Forces, Creating a Spring Force:There are many papers and documents out there describing shape matching techniques to be used on deformable objects that get their shape recovered in their local space. Springs are a very basic way of describing this as an elastic motion. It can be used to an infinite extent and understanding it's principles is crucial. This chapter will present how we can create one of these elastic forces from a blank canvas.

Forces, Creating a Shape Matching System:While you still work with the concept of Springs, our process evolves to a more complex technique creating the interaction between objects by deforming and recovering the shape of a constantly deforming system. Learn how locations play a role on this work-flow and how we can create these forces between objects that interact in real-time. This is where you will start to see some cool effects emerging.

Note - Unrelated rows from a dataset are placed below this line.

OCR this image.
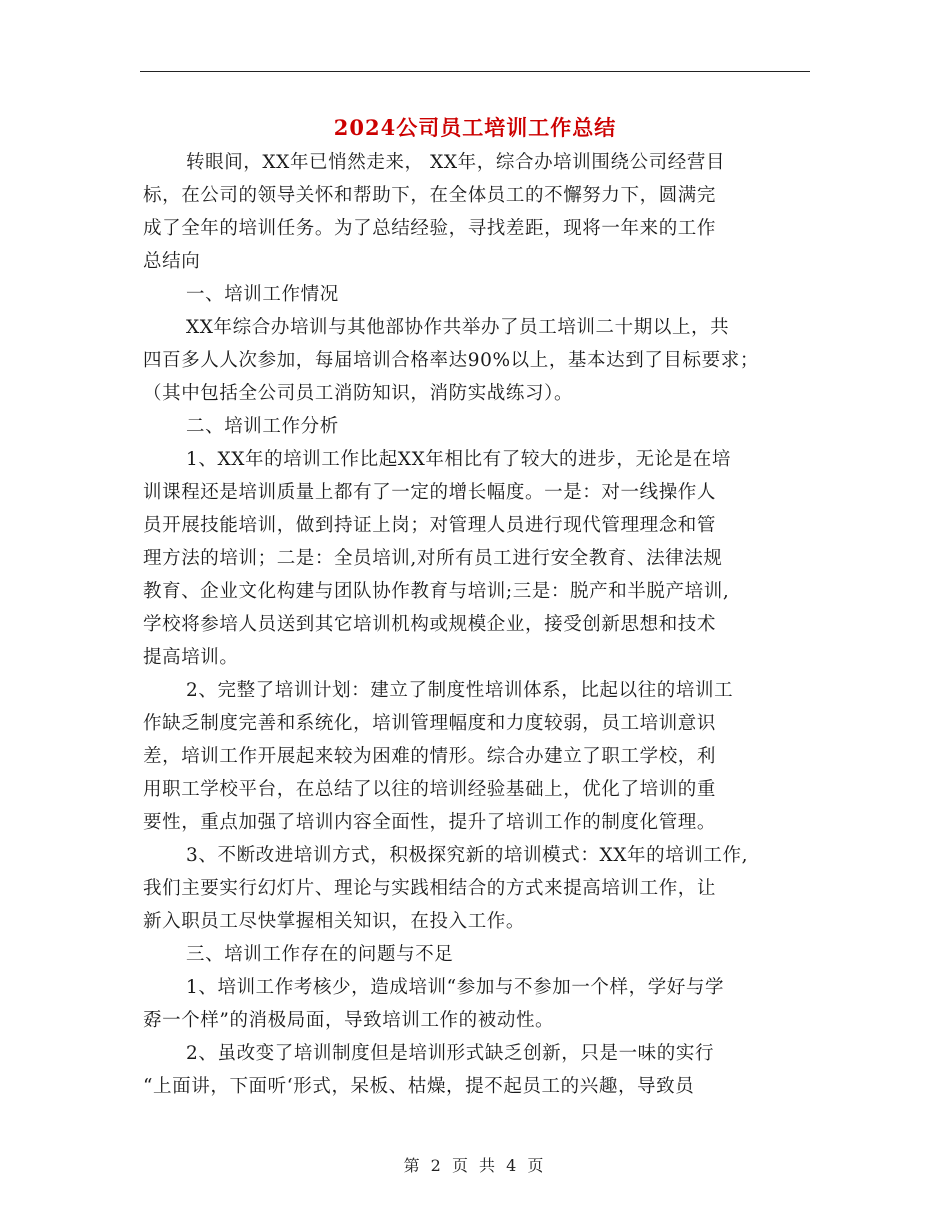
2024公司员工培训工作总结
转眼间，XX年已悄然走来， XX年，综合办培训围绕公司经营目
标，在公司的领导关怀和帮助下，在全体员工的不懈努力下，圆满完
成了全年的培训任务。为了总结经验，寻找差距，现将一年来的工作
总结向
一、培训工作情况
XX年综合办培训与其他部协作共举办了员工培训二十期以上，共
四百多人人次参加，每届培训合格率达90%以上，基本达到了目标要求；
（其中包括全公司员工消防知识，消防实战练习）。
二、培训工作分析
1、XX年的培训工作比起XX年相比有了较大的进步，无论是在培
训课程还是培训质量上都有了一定的增长幅度。一是：对一线操作人
员开展技能培训，做到持证上岗；对管理人员进行现代管理理念和管
理方法的培训；二是：全员培训,对所有员工进行安全教育、法律法规
教育、企业文化构建与团队协作教育与培训;三是：脱产和半脱产培训,
学校将参培人员送到其它培训机构或规模企业，接受创新思想和技术
提高培训。
2、完整了培训计划：建立了制度性培训体系，比起以往的培训工
作缺乏制度完善和系统化，培训管理幅度和力度较弱，员工培训意识
差，培训工作开展起来较为困难的情形。综合办建立了职工学校，利
用职工学校平台，在总结了以往的培训经验基础上，优化了培训的重
要性，重点加强了培训内容全面性，提升了培训工作的制度化管理。
3、不断改进培训方式，积极探究新的培训模式：XX年的培训工作,
我们主要实行幻灯片、理论与实践相结合的方式来提高培训工作，让
新入职员工尽快掌握相关知识，在投入工作。
三、培训工作存在的问题与不足
1、培训工作考核少，造成培训“参加与不参加一个样，学好与学
孬一个样”的消极局面，导致培训工作的被动性。
2、虽改变了培训制度但是培训形式缺乏创新，只是一味的实行
“上面讲，下面听‘形式，呆板、枯燥，提不起员工的兴趣，导致员
第 2 页 共 4 页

ICE Logic, Creating Our Own Collision System:Collisions are an important part of designing ICE systems. Learn how a very basic collision system operates so that you will be able understand complex, multi-faceted collision systems. Learn how to create your own collision detection system without using any collision node that ships with ICE. This lesson will also go through the creation of interacting forces between objects.

ICE Logic, Looking into an Advanced Collision System:Delve deeper at an all ICE collision system. This network was designed by only using low level nodes to model a Sign Distance Field around objects, detect collisions and create interacting forces between objects. See how a basic friction force works in a physically correct simulator. This chapter gives you an idea of when you need to take a basic concept and go further creating a bigger system composed of smaller subsystems.

Building a Forward Euler Integration Scheme:Integrators are the way we describe the simulation through time. This example we deal with derivatives and how to find the position of a point in space by using a Forward Euler integration that can be done in a very simple ICE graph. Learn how to deal with forces, compute acceleration, velocities, and update particle positions to create your own Simulate Particles node without need of any C++ or scripting knowledge.